The History of Pubs
Last month we talked about the history of beer and various types of beer, this time let’s talk a bit about the history of pubs
Like most things in the western world, the roots of the pub can be traced back to the Romans. As the Roman Empire expanded into Celtic Europe they built roads to make it easier for their armies and merchants and colonists to travel. On these roads, every 20 miles or so, there would be a “Tabernae”…or “Tavern”. All cultures prior to the Romans had drinking establishments, but this is the one that most influenced modern Pubs.
These Taverns were a lot like hostels where one could get a square meal, a night’s rest, and enjoy the company of others. Roman taverns were established in mostly rural areas but as the economy diversified and farming became more specialized, there were a lot of people not growing their own food, so the need for a place where people could eat outside of the home arose. Taverns were initially intended for travelers, but if villages or cities sprung up around the tavern, locals would adopt them as a third place apart from home and work, where they could go to discuss politics, farming, business and family life.
When the Roman Empire reached the British Isles, they encountered a well-established ale-making culture already in place. Brewing ale was a domestic duty and as such was done in the home primarily by women. This heavily influenced the Roman tavern system and women began to open up their own domestic dwellings as Taverns for weary travelers, especially if their husbands were deceased and they needed a way to make a living. As the Roman Empire collapsed and Roman influence retreated, these taverns evolved into Ale Houses. Ale Houses quickly became a place for community gatherings, socializing and meetings for the common folk.
Having never been influenced by invading Romans, ancient Ireland independently developed their own tavern-like establishments. In Brehon law (the word “Brehon” refers to the laws of ancient Gaelic culture) of the sixth century, Chieftains were required to have their own “Bruigu”…or “Brewer”. These brewers not only brewed Irish Ale but also ran hostels that followed the strict laws of Gaelic hospitality. The Bruidean (Bruidean is usually translated as “hostel”) had to be open 24 hours a day, have torch bearers so that travelers would always be greeted with a warm welcome, and have food and drink at the ready. From these early Taverns and Alehouses evolved the “Public House” in the seventeenth and eighteenth century and later commonly referred to a shortened version of the name…the “Pub.”

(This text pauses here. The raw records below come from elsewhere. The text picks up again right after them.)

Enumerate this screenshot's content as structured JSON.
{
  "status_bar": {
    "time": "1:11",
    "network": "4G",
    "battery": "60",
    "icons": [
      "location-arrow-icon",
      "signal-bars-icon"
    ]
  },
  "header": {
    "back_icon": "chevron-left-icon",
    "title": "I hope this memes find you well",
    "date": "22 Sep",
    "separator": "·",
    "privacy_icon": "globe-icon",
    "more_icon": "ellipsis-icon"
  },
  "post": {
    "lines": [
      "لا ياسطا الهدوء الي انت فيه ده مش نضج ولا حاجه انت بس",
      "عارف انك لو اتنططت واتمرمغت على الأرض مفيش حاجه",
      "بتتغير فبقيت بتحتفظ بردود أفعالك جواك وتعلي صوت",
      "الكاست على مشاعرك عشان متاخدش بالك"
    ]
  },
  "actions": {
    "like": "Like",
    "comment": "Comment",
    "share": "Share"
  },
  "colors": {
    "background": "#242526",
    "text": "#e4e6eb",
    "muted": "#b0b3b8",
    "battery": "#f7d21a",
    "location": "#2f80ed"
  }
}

By 1760, there were 2,300 public houses in Dublin, a city which became famous for its public houses and their colorful names. Most people during that time period were illiterate, so pubs were identified by the bright symbols on their signs that would eventually become their names. Names like The Flying Horse, The Sots Hole, Three Candlesticks and the Blue Leg. The public house was designed as a place where the common man could enjoy the local community and get a drink. The poor classes, which made up a majority of the people in Dublin, couldn’t afford the private clubs that the upper class frequented. Each pub would acquire their own regular clientele who would affectionately call the pub their “local”. Pubs would have a reputation for attracting certain groups like tradesmen, poets, politicians, businessmen and revolutionaries.
Between 1845 and 1855, 1.5 million Irish immigrated to the United State due to the Great Hunger, with many more to follow in the coming decades. The United States already had an established pub and tavern industry that dated back to the very beginning of the colonies, when public houses doubled as meeting halls and court houses due to the complete lack of actual government infrastructure. Eventually the Revolutionary War would be sparked in conversations held in Boston Taverns. When Irish immigrants arrived in the United States they were often told to go straight to the local “Irish Pub”. Their fellow Irish immigrants could help them settle, find work or locate family members. The Irish pub in the United States was just as much a center of community, and oftentimes it was a way to connect with the culture of Ireland and a lifeline back home. Irish immigrants opened pubs in Boston, Chicago, NYC…all over the United States and eventually all over the world.
Like everything in history, the evolution of the pub wasn’t always pretty. Women were not allowed in Irish pubs for a very long time with the exception of female street vendors that earned their spot at the bar. Eventually lounges were put in the back of bars for couples and finally women were allowed in all together. There were periods of time when pubs were known for their drunken debauchery, criminal elements and working men spending all their wages on drink… but a great modern pub that has withstood the test of time is a distillation of all the great aspects of past pubs.